Caranya dengan memaksimalkan peran sistem keuangan dan perbankan. Selain itu, anomali sistem keuangan juga harus diperbaiki. "Seperti anomali suku bunga tinggi sehingga bank malas menyalurkan kredit. Hal-hal ini harusnya diselesaikan,” ujar Piter.

Antisipasi Pelemahan Ekonomi Dunia

Ekonom senior Institute For Development of Economics and Finance (Indef) Tauhid Ahmad menekankan agar pemerintahan Prabowo mengantisipasi pelemahan ekonomi dunia baik dari sisi perdagangan, suku bunga, nilai tukar dan tantangan eksternal lain.

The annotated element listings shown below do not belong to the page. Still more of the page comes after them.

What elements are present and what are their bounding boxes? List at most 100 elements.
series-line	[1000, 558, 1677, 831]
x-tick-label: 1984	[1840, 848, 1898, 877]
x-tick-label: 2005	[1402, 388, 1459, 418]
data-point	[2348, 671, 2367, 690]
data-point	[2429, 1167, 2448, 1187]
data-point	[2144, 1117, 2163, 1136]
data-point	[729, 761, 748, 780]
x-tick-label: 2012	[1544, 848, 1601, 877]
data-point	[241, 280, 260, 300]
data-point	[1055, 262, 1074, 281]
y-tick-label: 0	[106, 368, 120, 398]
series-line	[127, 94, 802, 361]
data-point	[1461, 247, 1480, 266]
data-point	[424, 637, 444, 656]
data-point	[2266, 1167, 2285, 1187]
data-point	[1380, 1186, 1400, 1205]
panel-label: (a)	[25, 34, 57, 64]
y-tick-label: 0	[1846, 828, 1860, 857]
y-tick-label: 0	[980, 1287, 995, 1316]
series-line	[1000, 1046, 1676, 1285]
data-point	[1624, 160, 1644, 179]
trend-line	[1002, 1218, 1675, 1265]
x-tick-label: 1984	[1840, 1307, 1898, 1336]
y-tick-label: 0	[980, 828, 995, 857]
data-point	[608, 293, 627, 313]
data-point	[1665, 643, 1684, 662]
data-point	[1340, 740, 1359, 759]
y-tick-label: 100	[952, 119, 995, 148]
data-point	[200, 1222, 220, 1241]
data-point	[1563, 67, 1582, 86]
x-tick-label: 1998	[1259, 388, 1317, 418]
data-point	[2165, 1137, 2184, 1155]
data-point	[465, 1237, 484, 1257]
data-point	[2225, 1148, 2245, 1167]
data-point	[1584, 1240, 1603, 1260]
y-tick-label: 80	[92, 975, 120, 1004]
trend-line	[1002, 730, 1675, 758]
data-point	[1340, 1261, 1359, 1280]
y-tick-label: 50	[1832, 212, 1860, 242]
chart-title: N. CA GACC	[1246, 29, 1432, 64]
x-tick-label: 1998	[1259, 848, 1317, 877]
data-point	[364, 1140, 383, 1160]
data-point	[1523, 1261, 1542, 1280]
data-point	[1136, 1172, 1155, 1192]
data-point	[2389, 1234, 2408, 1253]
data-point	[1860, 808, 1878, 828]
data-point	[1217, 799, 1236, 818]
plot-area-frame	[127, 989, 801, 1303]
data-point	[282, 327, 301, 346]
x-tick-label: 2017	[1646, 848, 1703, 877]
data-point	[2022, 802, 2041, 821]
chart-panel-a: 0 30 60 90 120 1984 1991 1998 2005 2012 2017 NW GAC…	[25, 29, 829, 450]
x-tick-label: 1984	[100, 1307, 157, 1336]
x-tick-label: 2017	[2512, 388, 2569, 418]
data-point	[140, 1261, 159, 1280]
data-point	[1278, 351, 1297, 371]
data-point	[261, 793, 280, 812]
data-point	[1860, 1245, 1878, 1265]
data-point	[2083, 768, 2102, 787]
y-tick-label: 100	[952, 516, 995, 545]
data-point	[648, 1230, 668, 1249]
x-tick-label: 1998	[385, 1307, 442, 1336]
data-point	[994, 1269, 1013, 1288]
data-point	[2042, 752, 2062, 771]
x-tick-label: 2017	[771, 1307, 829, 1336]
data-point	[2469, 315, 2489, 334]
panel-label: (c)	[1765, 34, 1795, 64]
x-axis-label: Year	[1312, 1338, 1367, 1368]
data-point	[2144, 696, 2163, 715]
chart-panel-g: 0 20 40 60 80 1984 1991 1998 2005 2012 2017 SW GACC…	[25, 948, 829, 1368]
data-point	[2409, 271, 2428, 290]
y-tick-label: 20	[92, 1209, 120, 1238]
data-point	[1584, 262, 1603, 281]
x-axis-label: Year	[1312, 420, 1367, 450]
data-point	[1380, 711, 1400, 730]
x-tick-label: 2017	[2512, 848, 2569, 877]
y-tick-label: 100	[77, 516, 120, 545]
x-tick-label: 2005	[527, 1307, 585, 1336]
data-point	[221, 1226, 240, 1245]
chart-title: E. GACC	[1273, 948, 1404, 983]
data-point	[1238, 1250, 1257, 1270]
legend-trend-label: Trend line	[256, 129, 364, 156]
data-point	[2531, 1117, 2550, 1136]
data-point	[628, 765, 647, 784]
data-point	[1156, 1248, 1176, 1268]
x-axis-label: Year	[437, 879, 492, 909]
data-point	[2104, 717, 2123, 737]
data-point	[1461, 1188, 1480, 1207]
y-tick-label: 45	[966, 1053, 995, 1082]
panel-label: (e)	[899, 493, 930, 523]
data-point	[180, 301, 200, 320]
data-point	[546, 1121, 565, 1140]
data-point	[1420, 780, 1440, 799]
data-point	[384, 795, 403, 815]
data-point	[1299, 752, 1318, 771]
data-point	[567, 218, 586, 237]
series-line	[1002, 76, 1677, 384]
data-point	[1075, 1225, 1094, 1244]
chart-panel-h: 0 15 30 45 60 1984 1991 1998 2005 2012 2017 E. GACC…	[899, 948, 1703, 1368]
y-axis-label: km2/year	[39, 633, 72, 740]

“Sehingga nantinya ada kebijakan adaptif mengantisipasi dari sisi perdagangan internasional yang perubahan kebijakan mendasarnya harus dilakukan,” kata Tauhid.

Untuk mencapai pertumbuhan ekonomi yang tinggi, menurut Tauhid, pemerintah perlu mengembalikan sektor industri menjadi sektor utama. Sebab, sektor industri memiliki multiplier effect ke sektor lain yang paling banyak dan besar.

“Ini bisa mendongkrak pertumbuhan ekonomi. Tapi butuh pimpinan yang mengerti soal bagaimana mengembalikan industri seperti negara lain,” ujar Tauhid.

Selain itu, pertumbuhan ekonomi juga bisa didorong jika pemerintah melanjutkan sistem jaminan sosial untuk masyarakat kelas bawah. Menurut Tauhid, kebijakan ini bisa mendorong daya beli masyarakat agar tetap stabil.

Hal ini dibarengi dengan penyelesaian masalah terkait konsolidasi investasi. Tercatat realisasi investasi sepanjang Januari-Desember 2023 mencapai Rp 1.418,9 triliun atau naik 101,3% dari target yang ditetapkan Jokowi sebesar Rp 1.400 triliun.

Namun Tauhid menyayangkan, realisasi investasi yang besar tidak memberi dampak signifikan terhadap ekonomi. Karena pemerintah hanya fokus menggelontorkan investasi di sektor infrastruktur untuk kepentingan pasar, bukan masyarakat.